Potential optimization to the GC termination protocol in JDK8

Mon Jun 11 11:04:31 UTC 2018

Hi Tony,

On Fri, 2018-06-08 at 11:16 -0500, T S wrote:
> On Fri, Jun 8, 2018 at 2:35 AM Thomas Schatzl <thomas.schatzl at oracle.
> com> wrote:
> > 
> > Hi,
> > 
> 
> Hi Thomas,
> 
> Thanks for your feedback.
> 
> >   sorry for being somewhat late in that thread... busy lately...
> > 
> > On Thu, 2018-04-26 at 08:53 +0200, Roman Kennke wrote:
> > > > > [Problem]
> > > > > The work stealing during the GC takes lots of time to
> > > > > terminate.
> > > > >  [...]
> 
> > > Hi Tony,
> > > in Shenandoah we have implemented an improved termination
> > > protocol.
> > > See the comment here:
> > > 
> > > http://hg.openjdk.java.net/shenandoah/jdk/file/b4a3595f7c56/src/h
> > > otsp
> > > ot/share/gc/shenandoah/shenandoahTaskqueue.hpp#l93
> > > 
> > > We intend to upstream this stuff very soon, at which point it can
> > > be used by all other GCs if they wish. It's a drop-in replacement
> > > for the existing task queue code.
> > > 
> > > It sounds like it's similar to what you have in mind. Right?
> > 
> > The ShenandoahTaskTerminator is different in that it optimizes the
> > amount of woken up threads and the detection of that there is work
> > to steal.
> > 
> 
> Thanks for the introduction of ShenandoahTaskTerminator. I will read
> the code later.
> Actually, our optimization on GC terminator is similar as you
> described. We also optimize stealing

The ShenandoahTaskTerminator does not change the actual stealing itself
after non-busy threads are woken up.

It improves the process of waking up threads by (as far as I understand
;) of course):
a) only waking up as many threads as there are work items
b) only one (changing) master thread looks through the queues for work

This is independent and so complementary to the work provided by you.

> in two ways:
> 1, the amount of live GC threads to control the steal total number;
> 2, who or which thread to steal.
> Our modification of steal on JDK 8 can be found on:
> https://github.com/tonys24/optimized-steal
> 
> The basic idea of our work is simple:
> To realize target 1, we replace _n with live_number for live GC
> threads.

I have one question about that, that I think the paper also did not
answer specifically (maybe some interpretation error from me).

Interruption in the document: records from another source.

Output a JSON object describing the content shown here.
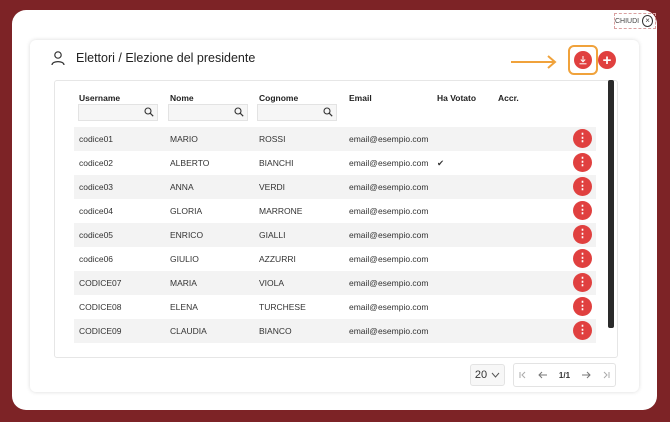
{
  "close": {
    "label": "CHIUDI",
    "icon": "close-circle-icon"
  },
  "header": {
    "title": "Elettori / Elezione del presidente",
    "icon": "user-icon"
  },
  "toolbar": {
    "download_icon": "download-icon",
    "add_icon": "plus-icon",
    "add_label": "+"
  },
  "columns": [
    "Username",
    "Nome",
    "Cognome",
    "Email",
    "Ha Votato",
    "Accr."
  ],
  "rows": [
    {
      "username": "codice01",
      "nome": "MARIO",
      "cognome": "ROSSI",
      "email": "email@esempio.com",
      "voted": ""
    },
    {
      "username": "codice02",
      "nome": "ALBERTO",
      "cognome": "BIANCHI",
      "email": "email@esempio.com",
      "voted": "✔"
    },
    {
      "username": "codice03",
      "nome": "ANNA",
      "cognome": "VERDI",
      "email": "email@esempio.com",
      "voted": ""
    },
    {
      "username": "codice04",
      "nome": "GLORIA",
      "cognome": "MARRONE",
      "email": "email@esempio.com",
      "voted": ""
    },
    {
      "username": "codice05",
      "nome": "ENRICO",
      "cognome": "GIALLI",
      "email": "email@esempio.com",
      "voted": ""
    },
    {
      "username": "codice06",
      "nome": "GIULIO",
      "cognome": "AZZURRI",
      "email": "email@esempio.com",
      "voted": ""
    },
    {
      "username": "CODICE07",
      "nome": "MARIA",
      "cognome": "VIOLA",
      "email": "email@esempio.com",
      "voted": ""
    },
    {
      "username": "CODICE08",
      "nome": "ELENA",
      "cognome": "TURCHESE",
      "email": "email@esempio.com",
      "voted": ""
    },
    {
      "username": "CODICE09",
      "nome": "CLAUDIA",
      "cognome": "BIANCO",
      "email": "email@esempio.com",
      "voted": ""
    }
  ],
  "row_menu_label": "⋮",
  "pagination": {
    "page_size": "20",
    "page": "1/1"
  },
  "colors": {
    "background": "#7d2326",
    "accent": "#e0403f",
    "highlight": "#f0a23b"
  }
}
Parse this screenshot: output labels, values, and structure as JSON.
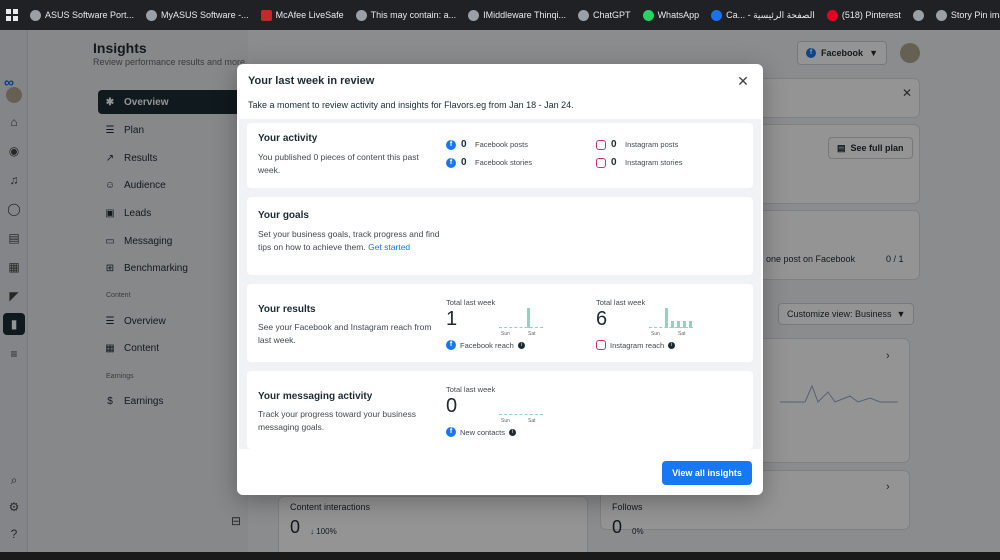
{
  "bookmarks": [
    {
      "label": "ASUS Software Port...",
      "icon": "globe-icon"
    },
    {
      "label": "MyASUS Software -...",
      "icon": "globe-icon"
    },
    {
      "label": "McAfee LiveSafe",
      "icon": "mcafee-icon"
    },
    {
      "label": "This may contain: a...",
      "icon": "globe-icon"
    },
    {
      "label": "IMiddleware Thinqi...",
      "icon": "globe-icon"
    },
    {
      "label": "ChatGPT",
      "icon": "chatgpt-icon"
    },
    {
      "label": "WhatsApp",
      "icon": "whatsapp-icon"
    },
    {
      "label": "Ca... - الصفحة الرئيسية",
      "icon": "canva-icon"
    },
    {
      "label": "(518) Pinterest",
      "icon": "pinterest-icon"
    },
    {
      "label": "",
      "icon": "globe-icon"
    },
    {
      "label": "Story Pin image",
      "icon": "globe-icon"
    }
  ],
  "header": {
    "title": "Insights",
    "subtitle": "Review performance results and more.",
    "account_selector": "Facebook"
  },
  "nav": {
    "items": [
      {
        "label": "Overview",
        "icon": "overview-icon",
        "active": true
      },
      {
        "label": "Plan",
        "icon": "plan-icon"
      },
      {
        "label": "Results",
        "icon": "results-icon"
      },
      {
        "label": "Audience",
        "icon": "audience-icon"
      },
      {
        "label": "Leads",
        "icon": "leads-icon"
      },
      {
        "label": "Messaging",
        "icon": "messaging-icon"
      },
      {
        "label": "Benchmarking",
        "icon": "benchmarking-icon"
      }
    ],
    "content_section": "Content",
    "content_items": [
      {
        "label": "Overview",
        "icon": "overview-icon"
      },
      {
        "label": "Content",
        "icon": "content-icon"
      }
    ],
    "earnings_section": "Earnings",
    "earnings_items": [
      {
        "label": "Earnings",
        "icon": "earnings-icon"
      }
    ]
  },
  "background": {
    "see_full_plan": "See full plan",
    "plan_task": "one post on Facebook",
    "plan_progress": "0 / 1",
    "customize_view": "Customize view: Business",
    "content_interactions_label": "Content interactions",
    "content_interactions_value": "0",
    "content_interactions_change": "↓ 100%",
    "follows_label": "Follows",
    "follows_value": "0",
    "follows_change": "0%"
  },
  "modal": {
    "title": "Your last week in review",
    "description": "Take a moment to review activity and insights for Flavors.eg from Jan 18 - Jan 24.",
    "activity": {
      "title": "Your activity",
      "desc": "You published 0 pieces of content this past week.",
      "stats": [
        {
          "value": "0",
          "label": "Facebook posts",
          "platform": "facebook"
        },
        {
          "value": "0",
          "label": "Instagram posts",
          "platform": "instagram"
        },
        {
          "value": "0",
          "label": "Facebook stories",
          "platform": "facebook"
        },
        {
          "value": "0",
          "label": "Instagram stories",
          "platform": "instagram"
        }
      ]
    },
    "goals": {
      "title": "Your goals",
      "desc": "Set your business goals, track progress and find tips on how to achieve them.",
      "link": "Get started"
    },
    "results": {
      "title": "Your results",
      "desc": "See your Facebook and Instagram reach from last week.",
      "facebook": {
        "caption": "Total last week",
        "value": "1",
        "label": "Facebook reach",
        "bars": [
          0,
          0,
          0,
          0,
          1,
          0,
          0
        ]
      },
      "instagram": {
        "caption": "Total last week",
        "value": "6",
        "label": "Instagram reach",
        "bars": [
          0,
          0,
          3,
          1,
          1,
          1,
          1
        ]
      },
      "axis_start": "Sun",
      "axis_end": "Sat"
    },
    "messaging": {
      "title": "Your messaging activity",
      "desc": "Track your progress toward your business messaging goals.",
      "caption": "Total last week",
      "value": "0",
      "label": "New contacts",
      "axis_start": "Sun",
      "axis_end": "Sat"
    },
    "cta": "View all insights"
  },
  "colors": {
    "accent": "#1877f2",
    "sparkline": "#8fd3c2",
    "dark_nav": "#1c2b33"
  }
}
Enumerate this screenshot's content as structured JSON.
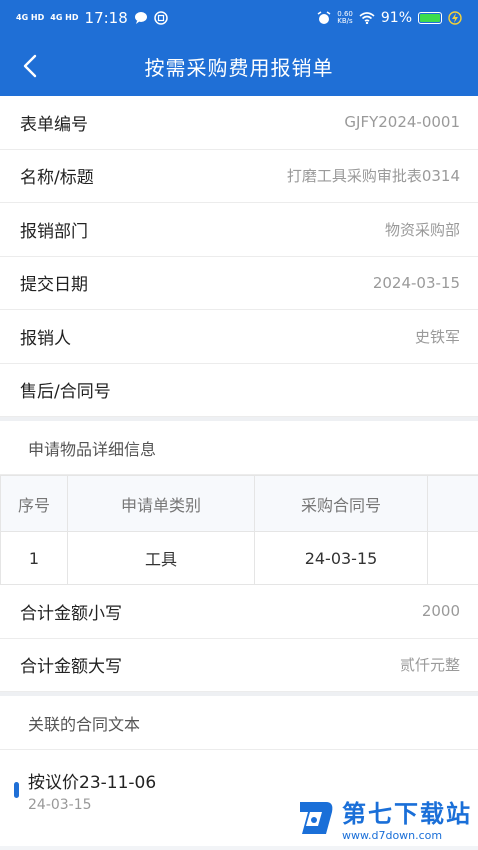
{
  "status": {
    "signal1": "4G HD",
    "signal2": "4G HD",
    "time": "17:18",
    "speed_value": "0.60",
    "speed_unit": "KB/s",
    "battery": "91%"
  },
  "nav": {
    "title": "按需采购费用报销单"
  },
  "form": [
    {
      "label": "表单编号",
      "value": "GJFY2024-0001"
    },
    {
      "label": "名称/标题",
      "value": "打磨工具采购审批表0314"
    },
    {
      "label": "报销部门",
      "value": "物资采购部"
    },
    {
      "label": "提交日期",
      "value": "2024-03-15"
    },
    {
      "label": "报销人",
      "value": "史铁军"
    },
    {
      "label": "售后/合同号",
      "value": ""
    }
  ],
  "details": {
    "title": "申请物品详细信息",
    "headers": [
      "序号",
      "申请单类别",
      "采购合同号",
      ""
    ],
    "rows": [
      [
        "1",
        "工具",
        "24-03-15",
        ""
      ]
    ]
  },
  "totals": [
    {
      "label": "合计金额小写",
      "value": "2000"
    },
    {
      "label": "合计金额大写",
      "value": "贰仟元整"
    }
  ],
  "contracts": {
    "title": "关联的合同文本",
    "items": [
      {
        "title": "按议价23-11-06",
        "date": "24-03-15"
      }
    ]
  },
  "watermark": {
    "name": "第七下载站",
    "url": "www.d7down.com"
  },
  "colors": {
    "primary": "#1f6fd6",
    "battery": "#3ddc4e"
  }
}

So steal_best_of_2, instead of doing 2*N*N (N = number of threads)
steal attempts, it does 2*N_live*N_live steal attempts.

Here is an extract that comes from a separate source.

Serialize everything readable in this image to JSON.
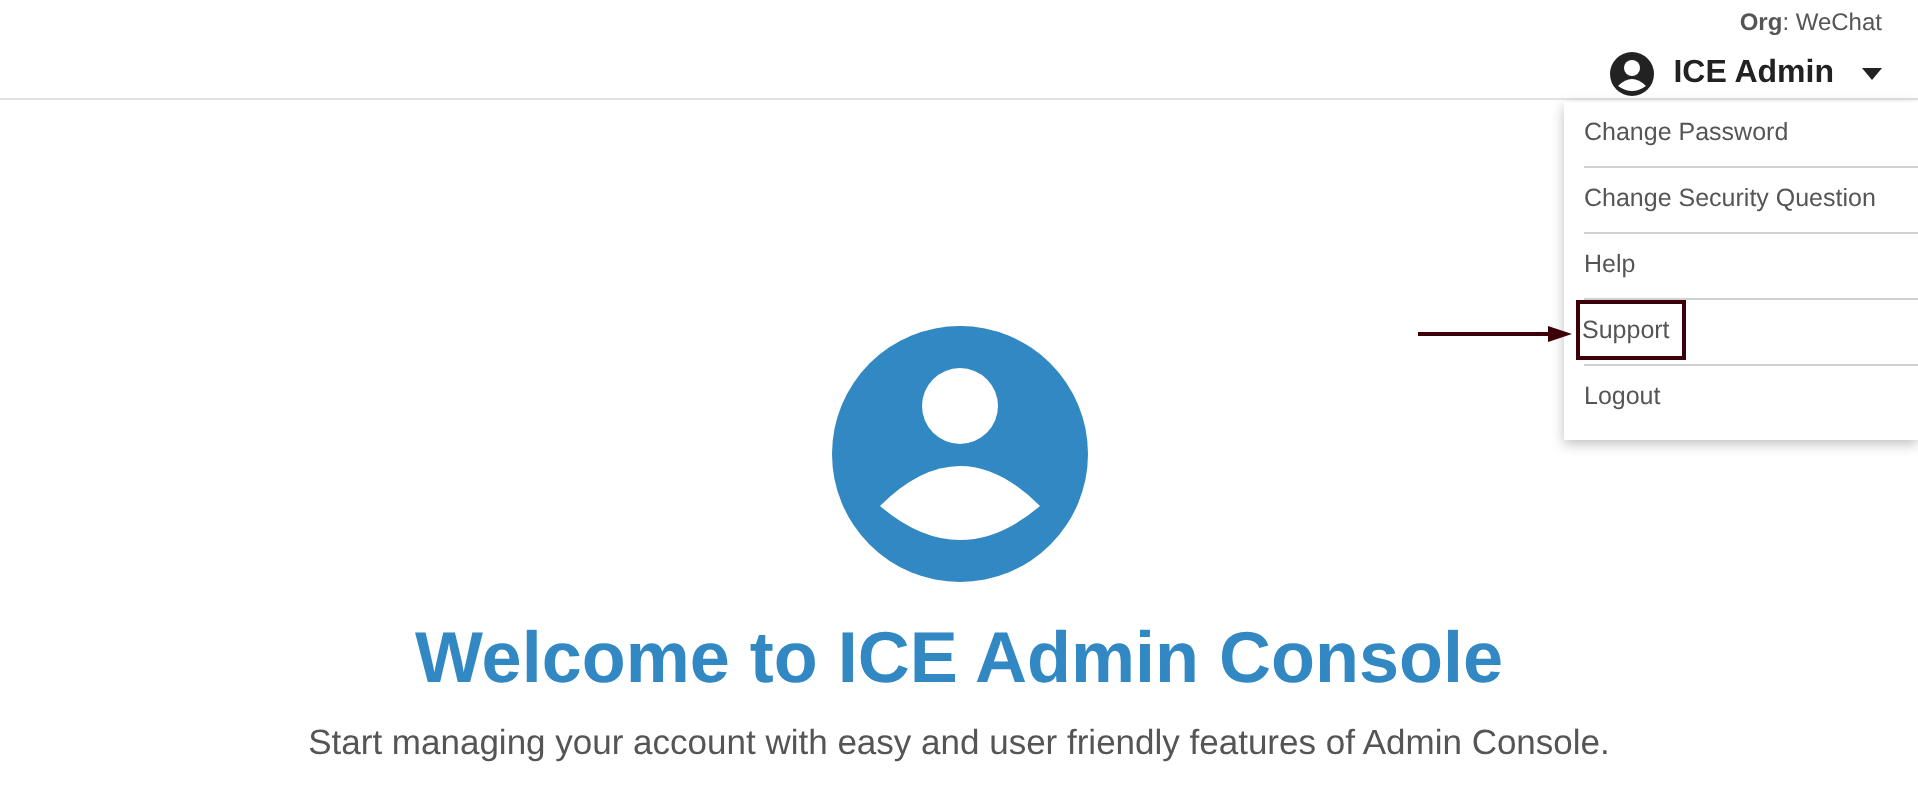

Is there any provision to do these N_live steal attempts only on
threads that actually have work?

I can see that just by reducing the number of steal attempts we improve
performance (I have done these experiments maybe a year or more ago,
like only doing 2*N attempts or other random iteration counts), but
just reducing the steal attempts seems to make it often fall back to
trying to terminate.

Consider the situation when N_live is much smaller than N - then the
probability that a given thread trying to find work is small, and so
there may be a lot of unusuccessful steal attempts.

It seems to be much better to not only do N_live attempts, but do these
attempts on only the queues of threads that are live.

The second optimization shown by the paper, trying to keep stealing
from the same thread as before probably mitigates this issue of
unsuccessful stealing attempts quite a bit, but still...

Property b) of the shenandoah task terminator might help here.

> https://github.com/tonys24/optimized-steal/blob/master/file6.diff
> To realize target 2, we replace steal_best_of_2 with
> steal_best_of_2_kun. We picked two
> threads, one is stolen successfully last time and the other is picked
> randomly. Then we select the one which has longer queue size.

Yeah, that makes sense.

Thanks,
  Thomas